Vorbild für viele andere Vereine
Als Europa-League-Sieger darf Sevilla dank einer Regeländerung nun zum vierten Mal in der Vereinsgeschichte in der Champions League mitspielen, wo es am Dienstag die Borussia aus Mönchengladbach (ab 20.30 Uhr im t-online.de Live-Ticker) empfängt. Die Spanier gehen als Favorit in die Partie, auch wenn sie mit zwei Punkten aus drei Spielen nur unwesentlich besser in die Saison gestartet sind als die noch punktlosen Gladbacher. Mit der internationalen Erfahrung, dem so akribischen wie leidenschaftlichen Trainer Unai Emery und einigen interessanten Neuverpflichtungen ist den Südspaniern auch die Qualifikation für das Achtelfinale zuzutrauen – zumal sich die vermeintliche "Todesgruppe" D bis auf Englands Tabellenführer Manchester City derzeit weniger schmerzlich präsentiert als erwartet: Auch Juventus Turin steckt mit einem Punkt aus drei Spielen in der Krise.
Sevilla mag nur regional eine Marke sein, hat aber längst europaweit ein Namen. Hinter dem Verein liegt eine Erfolgsgeschichte, die eng mit dem Namen von Ramon Rodriguez Verdejo verbunden ist, genannt "Monchi". Als der ehemalige Torhüter und Teambetreuer zu Jahrtausendbeginn das Amt als Sportdirektor übernahm, spielte der Klub in der zweiten Liga und war komplett pleite. Heute studieren zahllose Vereine seine Arbeit und fragen sich: Wie kriegt Monchi das immer wieder hin?

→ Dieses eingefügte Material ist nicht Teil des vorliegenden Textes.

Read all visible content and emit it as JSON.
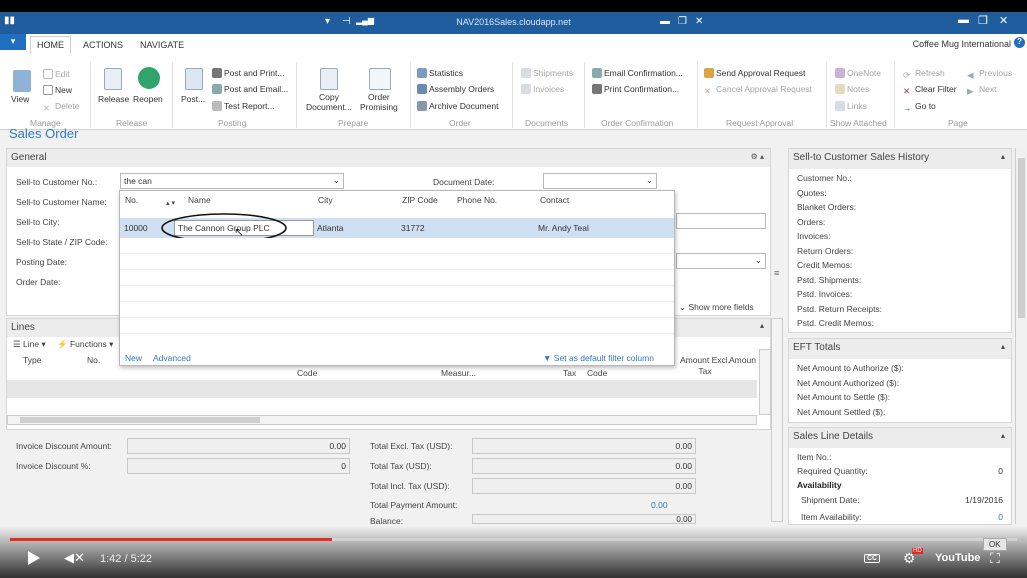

"Wir kommen, um zu bleiben"
Weil es nun mal kein sonderlich reicher Verein ist, aber auch keine sonderlichen Schulden machen will, verliert Sevilla jeden Sommer seine wichtigsten Spieler. Ein Auszug nur der letzten Jahre: Jesus Navas, Alvaro Negredo, Gary Medel, Geoffrey Kondogbia (2013); Ivan Rakitic, Alberto Moreno, Federico Fazio (2014); Carlos Bacca, Aleix Vidal (2015). Gesamteinnahmen in diesem Zeitraum rund 200 Millionen Euro, Gesamtausgaben nicht mal die Hälfte - und dennoch scheint das Team jeden Sommer besser zu werden. Vorige Spielzeit wurde nur um einen Punkt die Champions-League-Qualifikation über die Liga verpasst. Nun sind die Erwartungen eher noch höher. "Wir kommen in die Champions League, um zu bleiben", sagte Emery.

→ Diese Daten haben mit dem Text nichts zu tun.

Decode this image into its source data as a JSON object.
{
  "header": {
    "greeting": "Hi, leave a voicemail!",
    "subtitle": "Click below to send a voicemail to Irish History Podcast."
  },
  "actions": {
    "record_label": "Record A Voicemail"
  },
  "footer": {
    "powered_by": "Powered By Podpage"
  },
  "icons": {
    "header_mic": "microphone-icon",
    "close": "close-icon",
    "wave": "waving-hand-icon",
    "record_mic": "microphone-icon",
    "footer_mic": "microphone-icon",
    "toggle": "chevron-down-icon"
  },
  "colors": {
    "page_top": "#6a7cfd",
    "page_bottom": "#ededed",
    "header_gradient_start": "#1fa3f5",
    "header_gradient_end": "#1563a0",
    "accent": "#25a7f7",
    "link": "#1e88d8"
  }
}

Neu im Kader kamen etwa für den Angriff der spanische Ex-Nationalspieler Fernando Llorente (ablösefrei von Juventus) und der von Borussia Dortmund ausgeliehene Ciro Immobile. Ob sie den für 30 Millionen Euro zum AC Mailand transferierten Bacca wirklich vergessen machen können, bleibt abzuwarten. Fest steht, dass sie eben auch viel weniger gekostet haben. Das ist der Modus Operandi in Sevilla. "Dieses Geschäftsmodell hat uns geholfen, zu wachsen", sagte Monchi. "Wir sind ein Verkaufsklub."
Alles beginnt mit dem Siegtor gegen Schalke
Was nach kühler Berechnung klingt, wird aufgewogen durch die Passion im Verein und auf den Rängen. So wie an jenem Apriltag 2006, als Antonio Puerta in der Verlängerung des Uefa-Cup-Halbfinals das Siegtor gegen Schalke 04 erzielte. "Dieses Tor hat das Leben dieses Klubs verändert", sagte Monchi, der damals aus privaten Gründen eigentlich den Verein verlassen wollte und es sich an jenem Abend anders überlegte. "Wir erreichten zum ersten Mal das Europacupfinale und nichts war je wieder, wie es vorher war."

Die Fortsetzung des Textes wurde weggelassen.